2. Site Structure and Crawlability

Is the content easily readable by machines? Heavy JavaScript rendering, fragmented page structures, or limited text reduce how reliably AI systems can process and reuse coverage.

3. Organic Authority and Topical Depth

Does the outlet consistently publish focused, search-visible content on specific topics? Outlets building sustained topic authority tend to maintain stronger AI inclusion.

What a Year of Impact Index Data Changes About PR Strategy

After nearly a year of tracking AI influence, the strategic implication for PR teams is unavoidable: earned media strategy must now serve two audiences — reporters and AI engines — and those evaluators sometimes reward different signals.

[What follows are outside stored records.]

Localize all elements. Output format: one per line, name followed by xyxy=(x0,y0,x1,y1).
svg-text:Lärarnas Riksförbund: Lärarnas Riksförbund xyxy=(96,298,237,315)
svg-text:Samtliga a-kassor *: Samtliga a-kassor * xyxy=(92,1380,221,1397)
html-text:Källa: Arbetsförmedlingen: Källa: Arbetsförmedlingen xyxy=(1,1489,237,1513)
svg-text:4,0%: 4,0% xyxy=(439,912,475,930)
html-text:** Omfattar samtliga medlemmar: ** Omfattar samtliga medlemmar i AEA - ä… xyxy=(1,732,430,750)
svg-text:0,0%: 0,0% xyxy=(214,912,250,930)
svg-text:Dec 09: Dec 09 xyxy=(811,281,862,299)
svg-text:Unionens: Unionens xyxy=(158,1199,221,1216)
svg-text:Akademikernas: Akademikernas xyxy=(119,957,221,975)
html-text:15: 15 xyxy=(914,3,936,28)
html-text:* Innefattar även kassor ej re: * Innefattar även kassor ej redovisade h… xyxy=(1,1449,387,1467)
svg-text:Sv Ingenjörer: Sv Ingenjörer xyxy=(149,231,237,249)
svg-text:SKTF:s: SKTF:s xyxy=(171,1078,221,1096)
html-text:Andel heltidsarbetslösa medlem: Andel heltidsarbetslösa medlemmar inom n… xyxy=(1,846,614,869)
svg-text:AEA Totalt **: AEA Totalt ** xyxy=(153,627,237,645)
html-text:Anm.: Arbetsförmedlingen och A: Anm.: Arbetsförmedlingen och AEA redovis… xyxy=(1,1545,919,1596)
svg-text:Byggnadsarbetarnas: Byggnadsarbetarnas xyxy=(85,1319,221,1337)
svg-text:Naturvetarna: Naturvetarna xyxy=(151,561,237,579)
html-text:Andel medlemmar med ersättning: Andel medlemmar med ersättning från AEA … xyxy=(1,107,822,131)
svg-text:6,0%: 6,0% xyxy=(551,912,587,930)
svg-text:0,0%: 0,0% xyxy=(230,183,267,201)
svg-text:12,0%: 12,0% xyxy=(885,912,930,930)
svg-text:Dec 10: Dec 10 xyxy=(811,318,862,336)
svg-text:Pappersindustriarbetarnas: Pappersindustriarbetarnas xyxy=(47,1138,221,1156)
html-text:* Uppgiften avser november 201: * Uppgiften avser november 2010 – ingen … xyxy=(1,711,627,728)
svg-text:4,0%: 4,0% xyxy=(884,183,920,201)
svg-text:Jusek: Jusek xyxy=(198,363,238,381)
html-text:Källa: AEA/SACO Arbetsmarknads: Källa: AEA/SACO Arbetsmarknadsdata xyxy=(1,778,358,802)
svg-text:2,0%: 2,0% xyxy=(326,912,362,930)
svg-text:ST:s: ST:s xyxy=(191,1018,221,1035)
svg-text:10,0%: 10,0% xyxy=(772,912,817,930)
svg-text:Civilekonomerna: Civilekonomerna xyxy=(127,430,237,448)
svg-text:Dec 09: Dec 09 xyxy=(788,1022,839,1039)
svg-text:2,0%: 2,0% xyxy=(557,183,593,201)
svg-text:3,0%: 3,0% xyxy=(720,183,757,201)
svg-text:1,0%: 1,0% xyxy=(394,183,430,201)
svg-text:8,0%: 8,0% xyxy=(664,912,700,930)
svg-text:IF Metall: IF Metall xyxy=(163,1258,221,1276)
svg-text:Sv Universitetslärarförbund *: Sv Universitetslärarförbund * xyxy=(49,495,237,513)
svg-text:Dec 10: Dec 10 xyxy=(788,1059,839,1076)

High-impact PR teams are already responding by:

  • Prioritizing outlets with stronger AI visibility signals, using data to focus on publications structurally more likely to surface in generative search environments
  • Optimizing owned and contributed content for generative engine optimization, from drafting bylines with clearer structure to recognizing the renewed value of well-structured press releases
  • Building media strategies around sustained discoverability, justifying outlet prioritization based on their likelihood to influence AI-driven discovery over time

Conclusion

As AI reshapes information discovery, the outlets that matter tomorrow will not be defined solely by prestige. They will be defined by accessibility, structure, and sustained AI influence. The AI Domain Impact Index makes that future visible today so PR teams can adapt their media strategies before earned coverage becomes less discoverable in AI-powered search environments.